89 The assumed residential zoning of the land would have been significant in the course of subsequent events. I do not accept that the increasing focus on coastal and environmental protection from 1967 onwards would have resulted in any down-zoning of the acquired land from its assumed residential zone. First, Mr Rowan identified that as a risk – but was careful to observe that he did not know if the risk would have manifested itself (if at all) by down-zoning or by the imposition of development controls and constraints. The rezoning examples mentioned by Mr Rowan were not analogous. The events relating to the acquired land after 1999 were affected by the public purpose – as Beach Court had secured its right to require the RTA to acquire the land before the Council and Department of Planning considered the local environmental study and related reports. Secondly, recognising that the acquired land must be taken in its actual condition at all times (vacant well vegetated land in a coastal location), it is nevertheless relevant that the land is set back from the Crown reserve, the foreshore and the area that a layperson at least would perceive as the headland proper. Thirdly, while much of the land is visually prominent, I consider that fact, taken in all the relevant circumstances that I have identified, supports Mr Rowan’s identification of likely development constraints rather than down-zoning.

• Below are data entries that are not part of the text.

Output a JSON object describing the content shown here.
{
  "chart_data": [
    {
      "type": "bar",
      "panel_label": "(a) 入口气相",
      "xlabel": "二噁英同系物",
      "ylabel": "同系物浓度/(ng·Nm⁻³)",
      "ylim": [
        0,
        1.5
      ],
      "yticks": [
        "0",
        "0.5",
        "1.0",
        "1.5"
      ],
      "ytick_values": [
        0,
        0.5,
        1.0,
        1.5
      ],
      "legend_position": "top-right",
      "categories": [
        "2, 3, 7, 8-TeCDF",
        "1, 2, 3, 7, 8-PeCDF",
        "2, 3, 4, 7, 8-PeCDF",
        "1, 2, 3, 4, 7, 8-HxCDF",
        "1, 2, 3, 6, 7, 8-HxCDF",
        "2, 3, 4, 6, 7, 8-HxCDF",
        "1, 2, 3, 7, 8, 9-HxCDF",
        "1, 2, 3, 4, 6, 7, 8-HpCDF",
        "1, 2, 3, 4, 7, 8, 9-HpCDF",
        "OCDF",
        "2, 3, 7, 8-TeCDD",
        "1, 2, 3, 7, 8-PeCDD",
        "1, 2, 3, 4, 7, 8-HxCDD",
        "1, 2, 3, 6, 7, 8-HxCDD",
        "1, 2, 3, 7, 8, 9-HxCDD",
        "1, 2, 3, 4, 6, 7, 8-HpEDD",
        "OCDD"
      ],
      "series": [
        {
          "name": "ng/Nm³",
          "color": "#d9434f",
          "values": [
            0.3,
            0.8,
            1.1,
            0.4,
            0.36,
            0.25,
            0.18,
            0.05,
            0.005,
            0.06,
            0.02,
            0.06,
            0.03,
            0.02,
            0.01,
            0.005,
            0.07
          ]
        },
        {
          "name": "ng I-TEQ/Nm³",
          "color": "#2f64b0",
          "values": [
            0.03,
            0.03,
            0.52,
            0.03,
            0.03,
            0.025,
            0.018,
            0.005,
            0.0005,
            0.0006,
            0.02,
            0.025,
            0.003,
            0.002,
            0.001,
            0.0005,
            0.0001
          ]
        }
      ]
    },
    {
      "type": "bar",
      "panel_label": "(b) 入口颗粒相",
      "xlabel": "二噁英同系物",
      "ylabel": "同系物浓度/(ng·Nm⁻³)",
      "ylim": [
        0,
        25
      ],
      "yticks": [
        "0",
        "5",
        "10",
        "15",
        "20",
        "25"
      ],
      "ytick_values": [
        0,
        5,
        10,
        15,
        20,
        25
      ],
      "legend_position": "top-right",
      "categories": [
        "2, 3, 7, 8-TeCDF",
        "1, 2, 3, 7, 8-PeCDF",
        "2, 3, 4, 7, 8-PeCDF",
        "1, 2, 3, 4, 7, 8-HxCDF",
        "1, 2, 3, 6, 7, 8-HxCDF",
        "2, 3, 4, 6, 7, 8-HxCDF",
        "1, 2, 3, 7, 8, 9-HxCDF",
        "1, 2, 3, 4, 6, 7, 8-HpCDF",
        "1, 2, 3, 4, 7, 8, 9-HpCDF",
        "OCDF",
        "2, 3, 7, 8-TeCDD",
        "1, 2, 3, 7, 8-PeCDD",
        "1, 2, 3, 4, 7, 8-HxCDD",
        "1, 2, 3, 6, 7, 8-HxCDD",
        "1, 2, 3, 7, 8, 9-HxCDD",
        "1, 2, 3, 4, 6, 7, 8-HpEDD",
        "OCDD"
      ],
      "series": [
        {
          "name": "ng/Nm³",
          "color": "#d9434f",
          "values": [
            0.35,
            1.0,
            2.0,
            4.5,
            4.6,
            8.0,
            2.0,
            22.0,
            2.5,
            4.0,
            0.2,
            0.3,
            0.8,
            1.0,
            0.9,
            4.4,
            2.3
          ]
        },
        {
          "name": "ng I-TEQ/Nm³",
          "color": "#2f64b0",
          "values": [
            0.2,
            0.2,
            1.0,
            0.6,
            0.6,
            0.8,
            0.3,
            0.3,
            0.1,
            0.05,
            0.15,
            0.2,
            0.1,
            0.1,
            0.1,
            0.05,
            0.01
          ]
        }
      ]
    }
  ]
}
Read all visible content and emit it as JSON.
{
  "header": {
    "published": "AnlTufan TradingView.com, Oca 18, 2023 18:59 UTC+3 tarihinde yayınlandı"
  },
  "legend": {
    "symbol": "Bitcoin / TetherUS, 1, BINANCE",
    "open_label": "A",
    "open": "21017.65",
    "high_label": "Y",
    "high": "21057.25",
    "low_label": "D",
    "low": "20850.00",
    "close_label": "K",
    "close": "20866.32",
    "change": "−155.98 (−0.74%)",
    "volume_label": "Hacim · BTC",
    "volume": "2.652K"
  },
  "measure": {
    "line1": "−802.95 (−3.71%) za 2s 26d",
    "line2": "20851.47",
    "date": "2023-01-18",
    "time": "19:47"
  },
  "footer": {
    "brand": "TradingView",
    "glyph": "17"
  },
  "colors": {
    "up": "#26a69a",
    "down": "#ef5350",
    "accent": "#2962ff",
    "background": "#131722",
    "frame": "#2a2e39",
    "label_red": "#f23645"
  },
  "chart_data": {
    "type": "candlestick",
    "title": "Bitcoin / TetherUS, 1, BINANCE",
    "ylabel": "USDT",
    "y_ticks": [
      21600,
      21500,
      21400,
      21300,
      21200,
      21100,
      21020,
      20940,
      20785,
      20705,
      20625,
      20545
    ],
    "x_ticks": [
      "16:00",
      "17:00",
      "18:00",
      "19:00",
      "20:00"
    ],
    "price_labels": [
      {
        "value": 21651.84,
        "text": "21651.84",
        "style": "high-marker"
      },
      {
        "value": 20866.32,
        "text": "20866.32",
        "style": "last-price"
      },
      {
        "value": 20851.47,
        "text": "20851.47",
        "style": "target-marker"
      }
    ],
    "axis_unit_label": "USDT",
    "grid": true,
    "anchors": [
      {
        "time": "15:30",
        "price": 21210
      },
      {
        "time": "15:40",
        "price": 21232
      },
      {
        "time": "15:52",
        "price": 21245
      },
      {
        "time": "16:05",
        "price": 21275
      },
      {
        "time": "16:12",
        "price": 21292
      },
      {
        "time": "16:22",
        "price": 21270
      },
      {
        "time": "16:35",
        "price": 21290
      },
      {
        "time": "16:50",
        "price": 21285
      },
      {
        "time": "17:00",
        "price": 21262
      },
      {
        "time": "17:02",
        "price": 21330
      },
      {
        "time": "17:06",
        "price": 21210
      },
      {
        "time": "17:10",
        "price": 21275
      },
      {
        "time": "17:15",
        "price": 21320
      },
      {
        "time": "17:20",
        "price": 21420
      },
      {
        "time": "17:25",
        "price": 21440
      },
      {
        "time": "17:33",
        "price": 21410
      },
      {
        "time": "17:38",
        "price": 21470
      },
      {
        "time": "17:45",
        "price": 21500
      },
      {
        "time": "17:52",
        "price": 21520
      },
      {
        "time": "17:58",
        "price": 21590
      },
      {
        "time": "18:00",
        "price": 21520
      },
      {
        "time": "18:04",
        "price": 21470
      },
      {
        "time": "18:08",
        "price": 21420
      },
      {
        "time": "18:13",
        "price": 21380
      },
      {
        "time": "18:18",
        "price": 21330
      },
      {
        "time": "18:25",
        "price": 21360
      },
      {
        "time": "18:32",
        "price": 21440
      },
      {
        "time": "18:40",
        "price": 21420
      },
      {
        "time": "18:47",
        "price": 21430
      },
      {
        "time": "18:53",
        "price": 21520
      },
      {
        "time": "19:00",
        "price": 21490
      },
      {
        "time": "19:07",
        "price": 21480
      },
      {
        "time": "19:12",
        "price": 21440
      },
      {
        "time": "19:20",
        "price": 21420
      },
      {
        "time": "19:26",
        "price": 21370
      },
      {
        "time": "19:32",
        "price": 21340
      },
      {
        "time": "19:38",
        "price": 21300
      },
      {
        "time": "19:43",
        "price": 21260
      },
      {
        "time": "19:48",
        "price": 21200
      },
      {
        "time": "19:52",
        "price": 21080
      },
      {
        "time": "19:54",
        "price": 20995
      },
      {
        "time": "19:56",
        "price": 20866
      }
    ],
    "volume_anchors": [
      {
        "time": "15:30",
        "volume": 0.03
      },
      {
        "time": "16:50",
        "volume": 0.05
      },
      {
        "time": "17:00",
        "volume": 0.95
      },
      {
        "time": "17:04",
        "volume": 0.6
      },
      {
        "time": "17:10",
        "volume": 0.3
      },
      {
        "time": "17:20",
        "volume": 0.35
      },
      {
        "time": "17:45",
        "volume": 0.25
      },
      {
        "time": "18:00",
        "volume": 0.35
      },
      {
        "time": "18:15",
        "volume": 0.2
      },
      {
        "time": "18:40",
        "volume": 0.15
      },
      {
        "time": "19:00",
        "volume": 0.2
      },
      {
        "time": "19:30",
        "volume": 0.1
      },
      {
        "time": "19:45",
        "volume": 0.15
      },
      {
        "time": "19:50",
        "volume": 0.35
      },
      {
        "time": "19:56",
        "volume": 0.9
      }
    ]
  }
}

90 It follows that this is not a case where matters unconnected to the public purpose would have resulted in the rezoning of the acquired land. The location, topography and visual prominence of the land, in the context of coastal and related environmental considerations, are not such as would have resulted in planning authorities determining that it was essential or appropriate for the land to be rezoned from its assumed residential zone to a coastal or environmental protection zone, with or without an acquisition clause, absent the public purpose. Those coastal and related environmental considerations would have been relevant to the market’s approach to the development potential of the land at the acquisition date, but that is outside the scope of the separate question.

Conclusion

91 For these reasons, the separate question should be answered as follows:


        But for the public purpose the acquired land would have been zoned Residential 2A (Low Density Zone) under the Coffs Harbour Local Environmental Plan 2000. The effect of that zone would have been to permit development in accordance with the zoning table for that zone.